Une Joute de Chevaliers - Морган Райс 5 стр.


Il était le vainqueur, avait réussi l’impossible – et pourtant cela signifiait peu pour lui à présent. Il savait que la mort approchait ; sa récompense, après tout, était d’être envoyé dans la capitale de l’Empire, de devenir un spectacle dans une arène plus grande, avec des ennemis encore pires. La récompense pour tout cela, pour tous ses actes de bravoure, était la mort.

Darius aurait préféré mourir immédiatement plutôt que de devoir revivre à nouveau tout cela. Mais il ne pouvait même pas le contrôler ; il était entravé, impuissant. Combien de temps encore cette torture devrait-elle se poursuivre ? Serait-il forcé de voir tout ce qu’il aimait mourir avant de pouvoir trépasser lui-même ?

Darius ferma les yeux à nouveau, essayant désespérément d’effacer ses souvenirs, et ce faisant lui vint une anecdote du début de son enfance. Il jouait devant la hutte de son grand-père, dans la poussière, maniant un bâton. Il frappait un arbre encore et encore, jusqu’à ce que son grand-père le lui arrache finalement.

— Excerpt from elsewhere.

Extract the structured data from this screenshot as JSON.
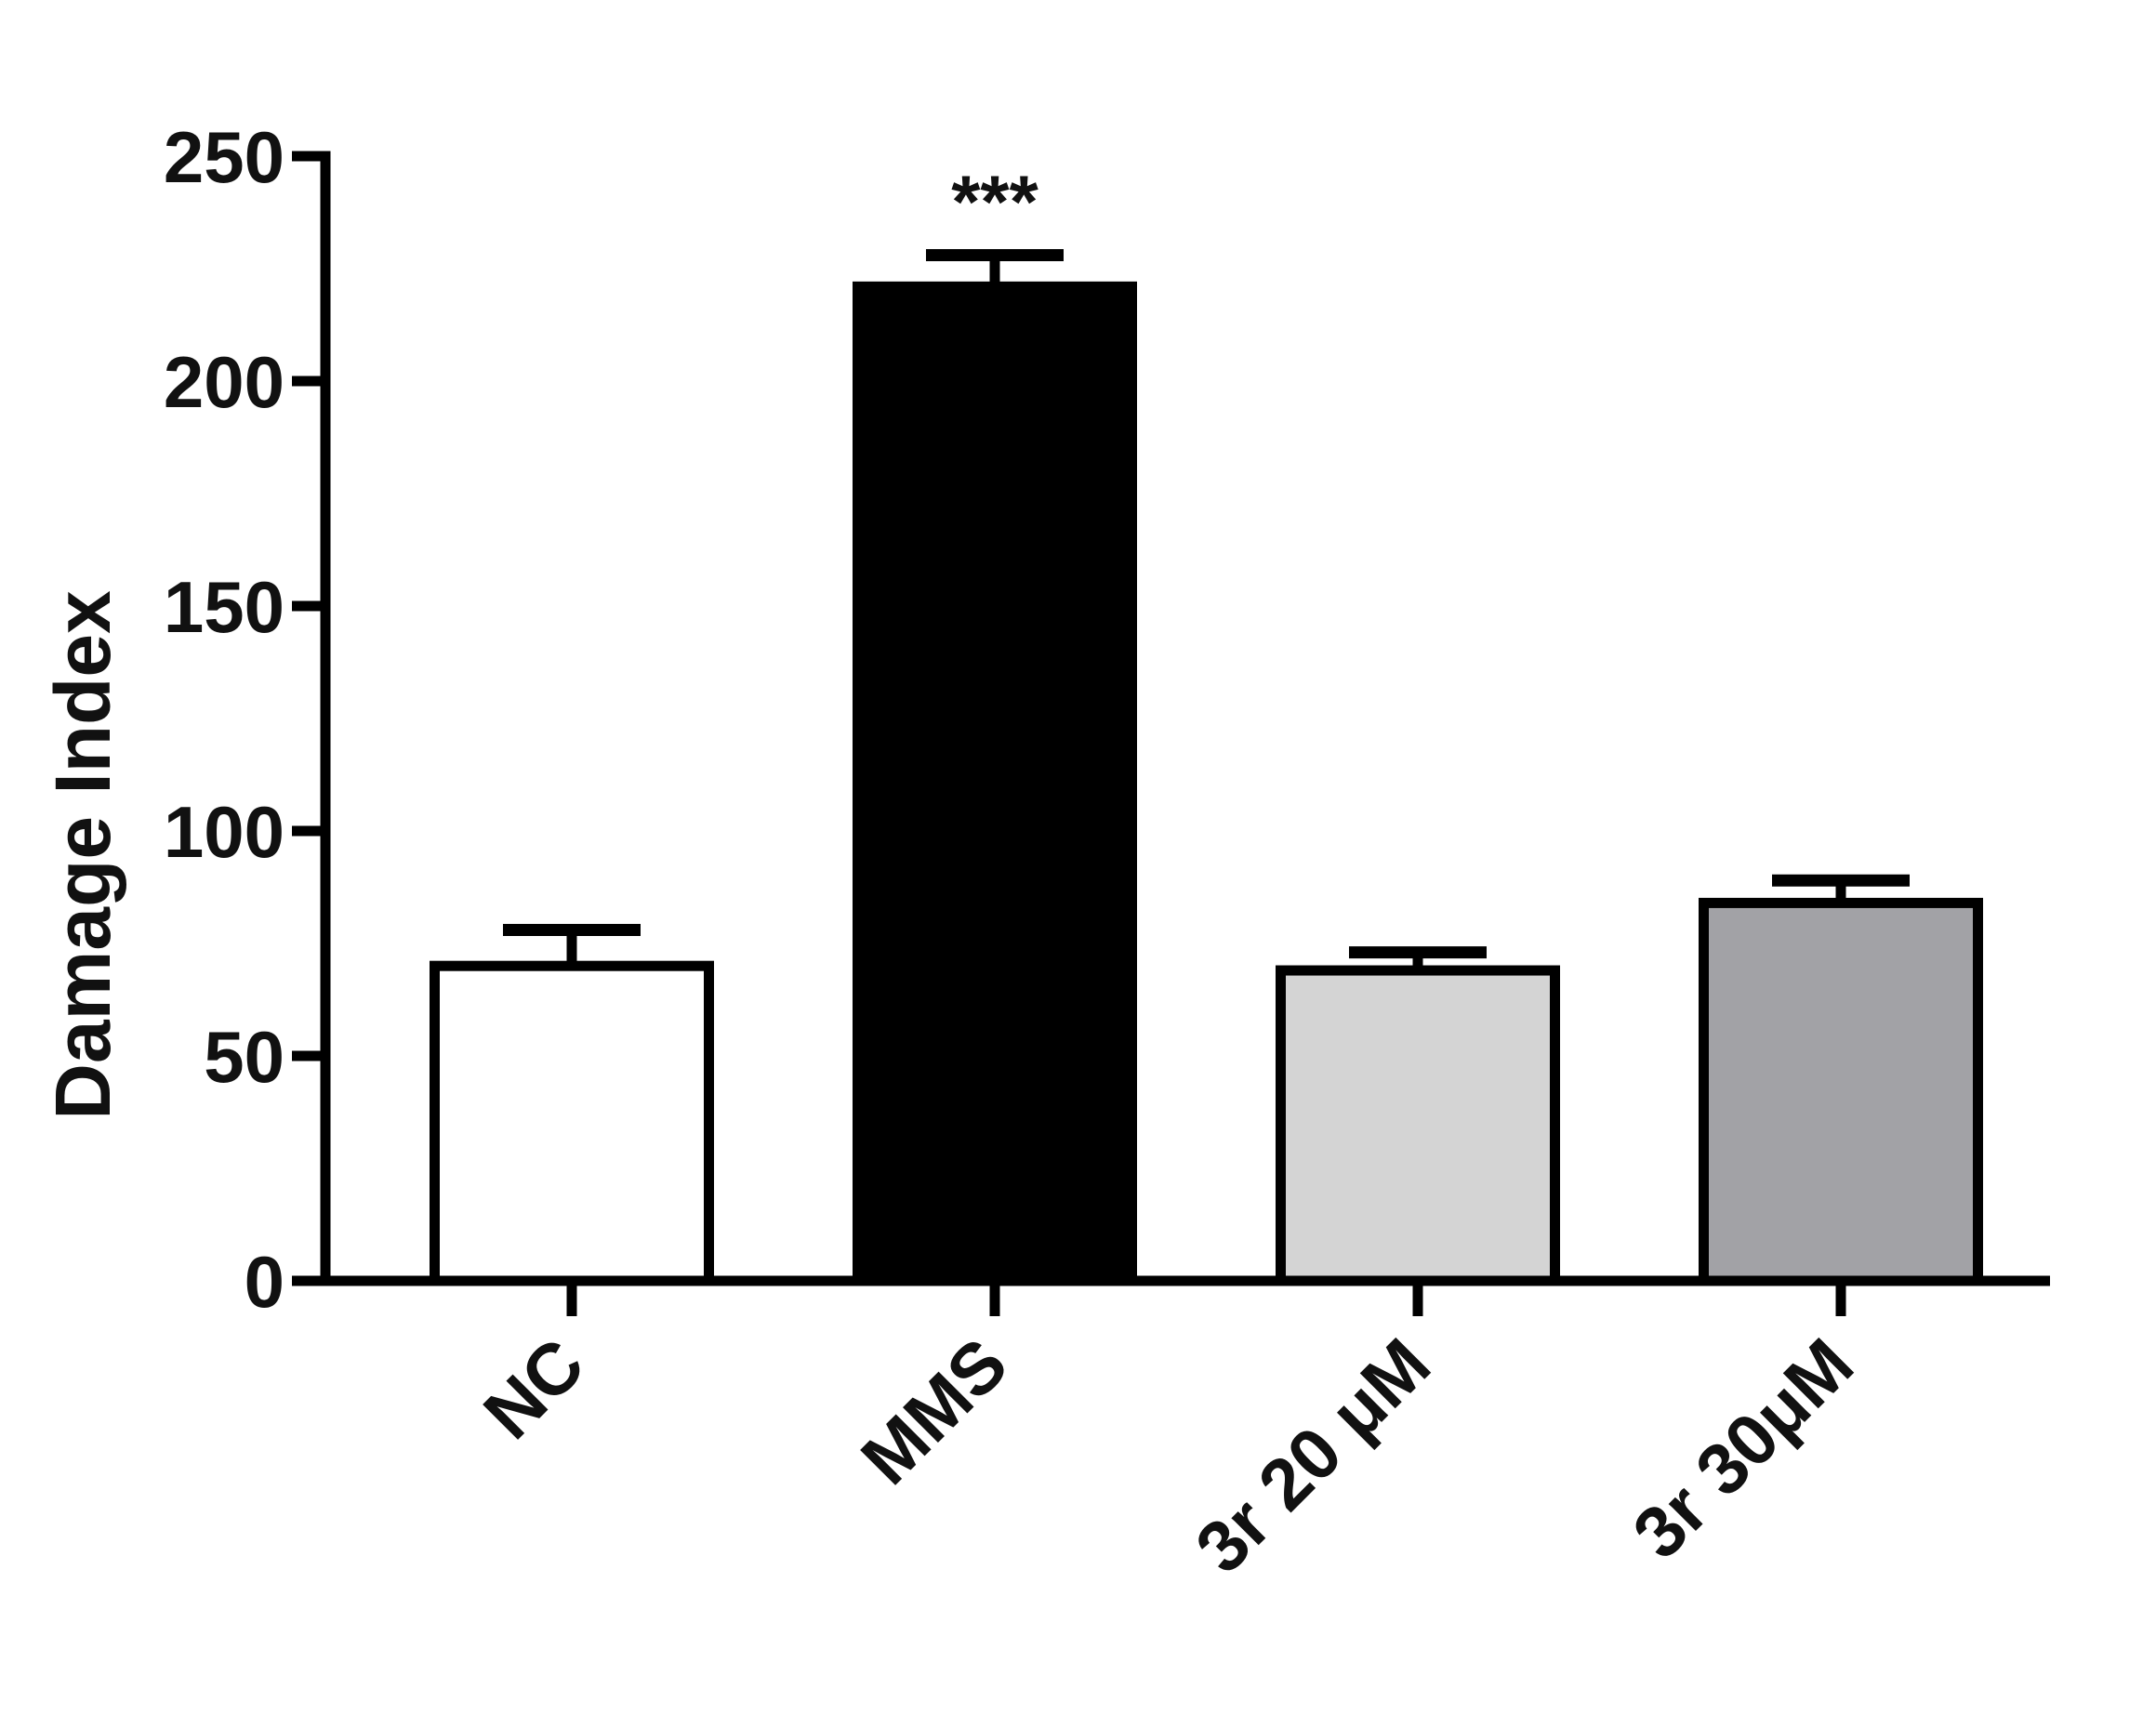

« Ne joue pas avec des bâtons », le sermonna son grand-père. « Veux-tu attirer l’attention de l’Empire ? Veux-tu qu’ils pensent que tu es un guerrier ? »

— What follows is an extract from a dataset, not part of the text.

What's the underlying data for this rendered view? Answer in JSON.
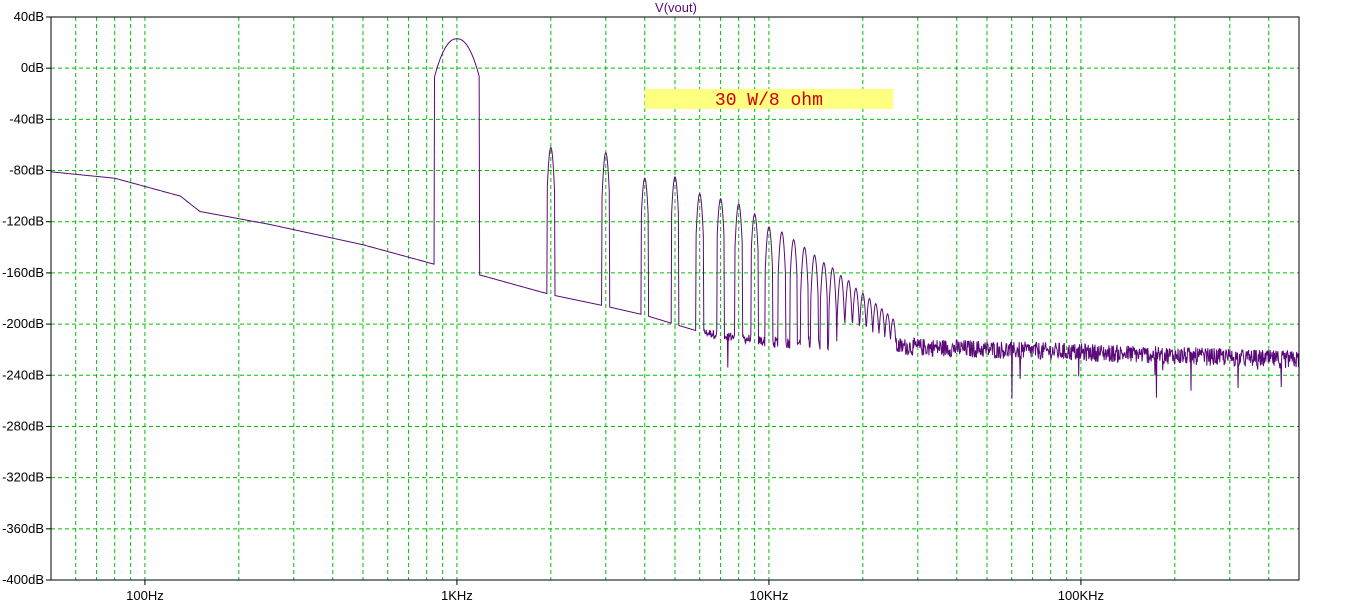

Son grand-père brisa le bâton sur son genou, et Darius s’était hérissé d’indignation. C’était plus qu’un bout de bois : c’était son bâton tout puissant, la seule arme qu’il avait. Il avait signifié tout pour lui.

Oui, je veux qu’ils me connaissent en tant que guerrier. Je ne veux être connu en tant que rien d’autre dans la vie, avait pensé Darius.

Mais alors que son grand-père tournait le dos et s’éloignait comme un ouragan, il avait été trop effrayé pour le dire à haute voix.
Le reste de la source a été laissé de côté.